Des cadres noirs de l'industrie musicale appellent à l'action contre le racisme

LONDRES — Un collectif de dirigeants noirs de l'industrie musicale au Royaume-Uni a exhorté mercredi le secteur à agir immédiatement pour valoriser la culture noire «riche et variée» dont le secteur a «tiré profit» après la mort de George Floyd.

«Nous ne pouvons pas continuer à tirer profit d'une communauté, tout en continuant à ignorer les problèmes auxquels elle fait face, des problèmes qui touchent beaucoup trop de nos artistes d'une manière ou d'une autre», ont déclaré des cadres de grandes entreprises comme Warner, Sony, Universal, Live Nation et Spotify.
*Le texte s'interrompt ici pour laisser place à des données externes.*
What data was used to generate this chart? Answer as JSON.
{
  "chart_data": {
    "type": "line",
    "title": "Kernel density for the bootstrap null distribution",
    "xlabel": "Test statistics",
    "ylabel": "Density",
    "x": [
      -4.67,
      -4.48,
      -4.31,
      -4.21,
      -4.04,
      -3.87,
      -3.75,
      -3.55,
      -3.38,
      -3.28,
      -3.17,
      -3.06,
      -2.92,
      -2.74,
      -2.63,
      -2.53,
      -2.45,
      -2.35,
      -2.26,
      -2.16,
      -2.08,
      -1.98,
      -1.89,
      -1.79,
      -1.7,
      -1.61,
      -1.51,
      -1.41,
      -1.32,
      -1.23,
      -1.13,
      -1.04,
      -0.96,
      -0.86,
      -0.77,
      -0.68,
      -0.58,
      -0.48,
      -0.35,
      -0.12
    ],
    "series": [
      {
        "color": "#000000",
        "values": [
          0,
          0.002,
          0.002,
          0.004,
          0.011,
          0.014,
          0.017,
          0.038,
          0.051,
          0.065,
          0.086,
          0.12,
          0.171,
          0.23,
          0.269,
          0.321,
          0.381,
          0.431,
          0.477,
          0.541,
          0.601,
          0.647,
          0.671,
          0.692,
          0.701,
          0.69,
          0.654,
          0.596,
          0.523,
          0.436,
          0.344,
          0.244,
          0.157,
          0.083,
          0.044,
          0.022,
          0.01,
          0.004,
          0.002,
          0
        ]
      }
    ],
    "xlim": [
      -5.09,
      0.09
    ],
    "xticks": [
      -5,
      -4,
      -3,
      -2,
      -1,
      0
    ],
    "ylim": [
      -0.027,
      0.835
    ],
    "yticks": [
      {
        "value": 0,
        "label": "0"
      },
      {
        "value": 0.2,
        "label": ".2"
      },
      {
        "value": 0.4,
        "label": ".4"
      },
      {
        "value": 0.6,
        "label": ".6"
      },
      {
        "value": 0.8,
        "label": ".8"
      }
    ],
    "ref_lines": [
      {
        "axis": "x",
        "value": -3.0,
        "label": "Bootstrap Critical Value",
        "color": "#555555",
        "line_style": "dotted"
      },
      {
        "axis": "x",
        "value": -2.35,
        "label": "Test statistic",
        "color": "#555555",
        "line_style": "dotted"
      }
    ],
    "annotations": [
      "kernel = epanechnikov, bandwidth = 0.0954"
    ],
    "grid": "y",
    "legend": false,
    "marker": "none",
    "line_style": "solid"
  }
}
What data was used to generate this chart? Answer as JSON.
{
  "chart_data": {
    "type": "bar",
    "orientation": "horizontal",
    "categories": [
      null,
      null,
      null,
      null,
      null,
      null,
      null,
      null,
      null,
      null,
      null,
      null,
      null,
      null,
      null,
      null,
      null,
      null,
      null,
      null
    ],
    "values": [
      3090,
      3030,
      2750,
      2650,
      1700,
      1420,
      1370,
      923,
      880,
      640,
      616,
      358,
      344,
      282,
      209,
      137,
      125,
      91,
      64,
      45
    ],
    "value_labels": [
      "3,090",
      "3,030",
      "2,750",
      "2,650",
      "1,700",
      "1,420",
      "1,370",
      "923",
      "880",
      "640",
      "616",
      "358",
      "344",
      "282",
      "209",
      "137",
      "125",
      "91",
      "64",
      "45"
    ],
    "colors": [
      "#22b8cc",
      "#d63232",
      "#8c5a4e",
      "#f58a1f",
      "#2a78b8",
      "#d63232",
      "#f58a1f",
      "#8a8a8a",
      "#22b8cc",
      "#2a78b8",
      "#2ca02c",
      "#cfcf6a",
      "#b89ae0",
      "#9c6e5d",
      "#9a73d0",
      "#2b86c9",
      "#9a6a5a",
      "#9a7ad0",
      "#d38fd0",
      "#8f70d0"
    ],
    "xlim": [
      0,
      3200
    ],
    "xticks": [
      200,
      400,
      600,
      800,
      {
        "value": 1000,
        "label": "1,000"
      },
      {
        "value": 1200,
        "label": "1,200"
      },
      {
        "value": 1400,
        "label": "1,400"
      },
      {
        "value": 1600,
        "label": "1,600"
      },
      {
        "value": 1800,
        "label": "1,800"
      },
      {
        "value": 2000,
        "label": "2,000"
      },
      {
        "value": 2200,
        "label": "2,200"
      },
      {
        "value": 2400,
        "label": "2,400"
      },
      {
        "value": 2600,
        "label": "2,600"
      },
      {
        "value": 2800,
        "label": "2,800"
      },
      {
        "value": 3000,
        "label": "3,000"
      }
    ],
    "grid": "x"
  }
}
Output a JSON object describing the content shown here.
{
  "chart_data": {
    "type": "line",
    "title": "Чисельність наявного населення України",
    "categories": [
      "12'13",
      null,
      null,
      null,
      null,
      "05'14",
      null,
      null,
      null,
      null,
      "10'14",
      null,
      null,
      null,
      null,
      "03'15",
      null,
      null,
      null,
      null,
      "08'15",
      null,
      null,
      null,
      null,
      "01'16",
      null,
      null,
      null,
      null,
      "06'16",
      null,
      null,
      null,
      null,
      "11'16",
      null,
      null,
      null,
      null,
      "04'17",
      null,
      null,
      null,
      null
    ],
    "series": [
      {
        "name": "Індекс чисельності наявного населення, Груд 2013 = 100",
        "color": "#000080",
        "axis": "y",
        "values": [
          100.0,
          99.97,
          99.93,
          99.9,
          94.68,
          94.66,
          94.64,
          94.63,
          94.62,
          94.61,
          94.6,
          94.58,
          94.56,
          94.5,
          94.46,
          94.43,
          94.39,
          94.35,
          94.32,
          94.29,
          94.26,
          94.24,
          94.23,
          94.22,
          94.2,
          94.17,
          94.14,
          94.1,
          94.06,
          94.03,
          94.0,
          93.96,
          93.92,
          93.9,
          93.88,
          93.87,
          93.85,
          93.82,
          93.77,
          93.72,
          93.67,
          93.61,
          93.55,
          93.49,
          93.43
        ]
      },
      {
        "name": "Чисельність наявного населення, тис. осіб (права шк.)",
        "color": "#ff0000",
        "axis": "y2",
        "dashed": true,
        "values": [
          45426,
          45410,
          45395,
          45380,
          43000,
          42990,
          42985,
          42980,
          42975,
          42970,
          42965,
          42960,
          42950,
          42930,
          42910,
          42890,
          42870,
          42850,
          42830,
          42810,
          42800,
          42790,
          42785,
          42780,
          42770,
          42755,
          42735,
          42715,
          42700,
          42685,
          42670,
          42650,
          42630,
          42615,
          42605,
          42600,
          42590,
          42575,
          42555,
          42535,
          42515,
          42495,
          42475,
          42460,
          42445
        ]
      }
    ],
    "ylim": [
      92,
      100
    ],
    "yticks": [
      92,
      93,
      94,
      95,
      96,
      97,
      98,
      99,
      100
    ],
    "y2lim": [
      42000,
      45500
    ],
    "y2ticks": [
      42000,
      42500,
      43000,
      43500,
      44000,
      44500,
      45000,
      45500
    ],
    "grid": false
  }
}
Dans une lettre adressée aux dirigeants de cette industrie, ces grands noms ont par exemple demandé que le terme «musique urbaine» soit remplacé par «musique noire», après la prise de conscience massive du racisme générée par la mort de George Floyd, un Afro-américain asphyxié à Minneapolis sous le genou d'un policier américain blanc.

Ces cadres ont aussi réclamé que les salariés bénéficient d'une formation face aux «préjugés inconscients» qui peuvent freiner les carrières de leurs homologues noirs, estimant que le secteur musical était «un microcosme» des injustices raciales présentes dans la société.

«L'industrie musicale a pendant des générations profité de la culture riche et variée des personnes noires, a estimé le groupe. Mais elle n'est dans l'ensemble pas parvenue à reconnaître le racisme structurel et systémique qui frappe cette communauté, appréciant le rythme mais négligeant son blues.»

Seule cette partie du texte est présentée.